Christ offers an analogy about the nature of fatherhood, both human and divine. Speaking directly to the fathers who were present, Christ asks them to confirm in their minds they would never feed their hungry son a stone or a serpent; if an evil father gives good gifts, men can be assured the Divine Father will respond with good gifts to the petitions of men. The Father has perfect knowledge of each man’s needs before he asks; it is men who need to be persistent in prayer so that they may constantly be reminded of God’s many blessings and men’s absolute dependence on God.

As the Father gives men good things, so should men give good things to others. Reiterating the Golden Rule, first given to Moses (by Christ!) a millennium earlier (Lev 19:18), Christ exhorts men to do as they “wish that men would do to you, do so to them”, a summary of the entire Law and the Prophets. Christ makes no exceptions, commanding men to love everyone, including neighbors, strangers and enemies.

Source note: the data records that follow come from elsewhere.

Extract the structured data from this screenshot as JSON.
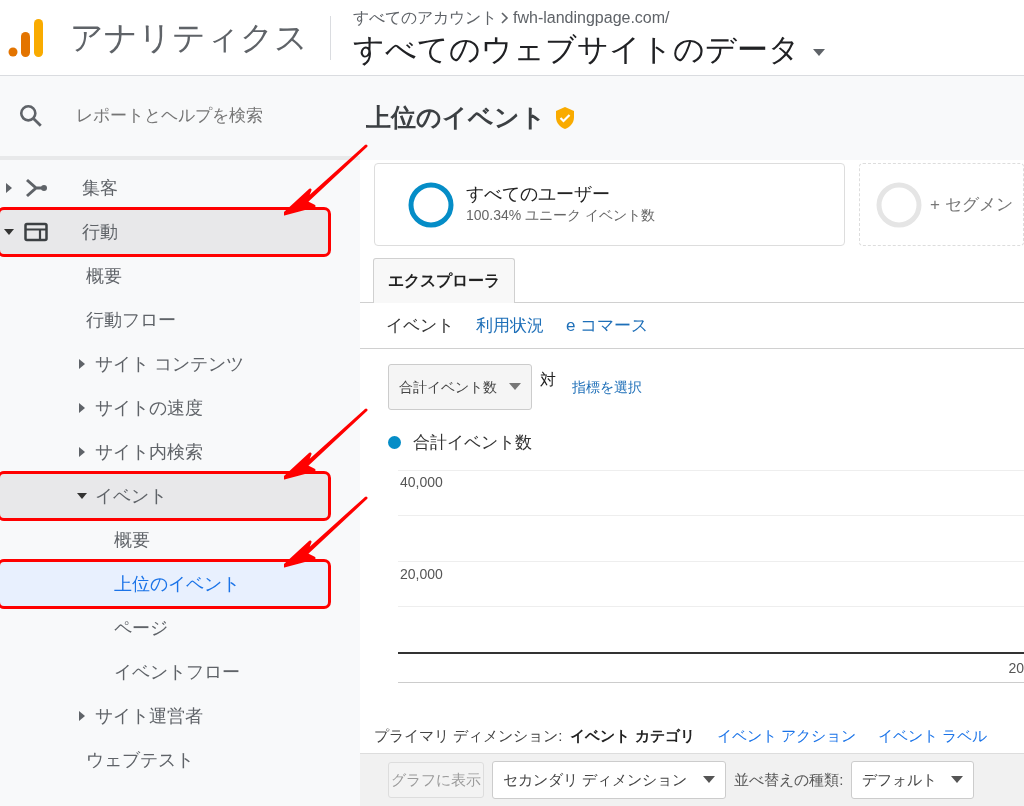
{
  "header": {
    "app_name": "アナリティクス",
    "breadcrumb": [
      "すべてのアカウント",
      "fwh-landingpage.com/"
    ],
    "view_name": "すべてのウェブサイトのデータ"
  },
  "sidebar": {
    "search": {
      "placeholder": "レポートとヘルプを検索"
    },
    "items": [
      {
        "label": "集客",
        "kind": "section",
        "expanded": false,
        "active": false,
        "selected": false,
        "highlighted": false
      },
      {
        "label": "行動",
        "kind": "section",
        "expanded": true,
        "active": true,
        "selected": false,
        "highlighted": true,
        "children": [
          {
            "label": "概要",
            "kind": "leaf",
            "active": false,
            "selected": false,
            "highlighted": false
          },
          {
            "label": "行動フロー",
            "kind": "leaf",
            "active": false,
            "selected": false,
            "highlighted": false
          },
          {
            "label": "サイト コンテンツ",
            "kind": "group",
            "expanded": false,
            "active": false,
            "selected": false,
            "highlighted": false
          },
          {
            "label": "サイトの速度",
            "kind": "group",
            "expanded": false,
            "active": false,
            "selected": false,
            "highlighted": false
          },
          {
            "label": "サイト内検索",
            "kind": "group",
            "expanded": false,
            "active": false,
            "selected": false,
            "highlighted": false
          },
          {
            "label": "イベント",
            "kind": "group",
            "expanded": true,
            "active": true,
            "selected": false,
            "highlighted": true,
            "children": [
              {
                "label": "概要",
                "kind": "leaf",
                "active": false,
                "selected": false,
                "highlighted": false
              },
              {
                "label": "上位のイベント",
                "kind": "leaf",
                "active": false,
                "selected": true,
                "highlighted": true
              },
              {
                "label": "ページ",
                "kind": "leaf",
                "active": false,
                "selected": false,
                "highlighted": false
              },
              {
                "label": "イベントフロー",
                "kind": "leaf",
                "active": false,
                "selected": false,
                "highlighted": false
              }
            ]
          },
          {
            "label": "サイト運営者",
            "kind": "group",
            "expanded": false,
            "active": false,
            "selected": false,
            "highlighted": false
          },
          {
            "label": "ウェブテスト",
            "kind": "leaf",
            "active": false,
            "selected": false,
            "highlighted": false
          }
        ]
      }
    ]
  },
  "main": {
    "title": "上位のイベント",
    "verified": true,
    "segments": [
      {
        "name": "すべてのユーザー",
        "detail": "100.34% ユニーク イベント数",
        "kind": "active"
      },
      {
        "name": "+ セグメン",
        "kind": "add"
      }
    ],
    "tabs": [
      {
        "label": "エクスプローラ",
        "selected": true
      }
    ],
    "subtabs": [
      {
        "label": "イベント",
        "selected": true
      },
      {
        "label": "利用状況",
        "selected": false
      },
      {
        "label": "e コマース",
        "selected": false
      }
    ],
    "metric_select": {
      "value": "合計イベント数",
      "vs": "対",
      "link": "指標を選択"
    },
    "legend": {
      "label": "合計イベント数",
      "color": "#058dc7"
    },
    "chart": {
      "y_labels": [
        "40,000",
        "20,000"
      ],
      "x_label": "20"
    },
    "primary_dimension": {
      "label": "プライマリ ディメンション:",
      "options": [
        {
          "label": "イベント カテゴリ",
          "selected": true
        },
        {
          "label": "イベント アクション",
          "selected": false
        },
        {
          "label": "イベント ラベル",
          "selected": false
        }
      ]
    },
    "toolbar": {
      "plot_button": {
        "label": "グラフに表示",
        "disabled": true
      },
      "secondary_dimension": "セカンダリ ディメンション",
      "sort_label": "並べ替えの種類:",
      "sort_value": "デフォルト"
    }
  }
}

1) While the Son of God was with the Father from the beginning, the Son learns to pray in His human nature in the Incarnation. Marvel at how the Son’s mysterious experience as the Perfect Man is used to teach men to pray.

2) Few men pray and even fewer pray daily. During Lent, imitate Christ, Who Teaches Men to Pray (CCC 2607-2615) and ask Him to help you stick to a daily prayer life.

3) During times of significant suffering, men can become discouraged when they knock but can’t hear Christ’s answer. During Lent, take up the Battle of Prayer (CCC 2725-2745) and pray for Christ to give you faithful persistence in prayer, particularly during times of suffering.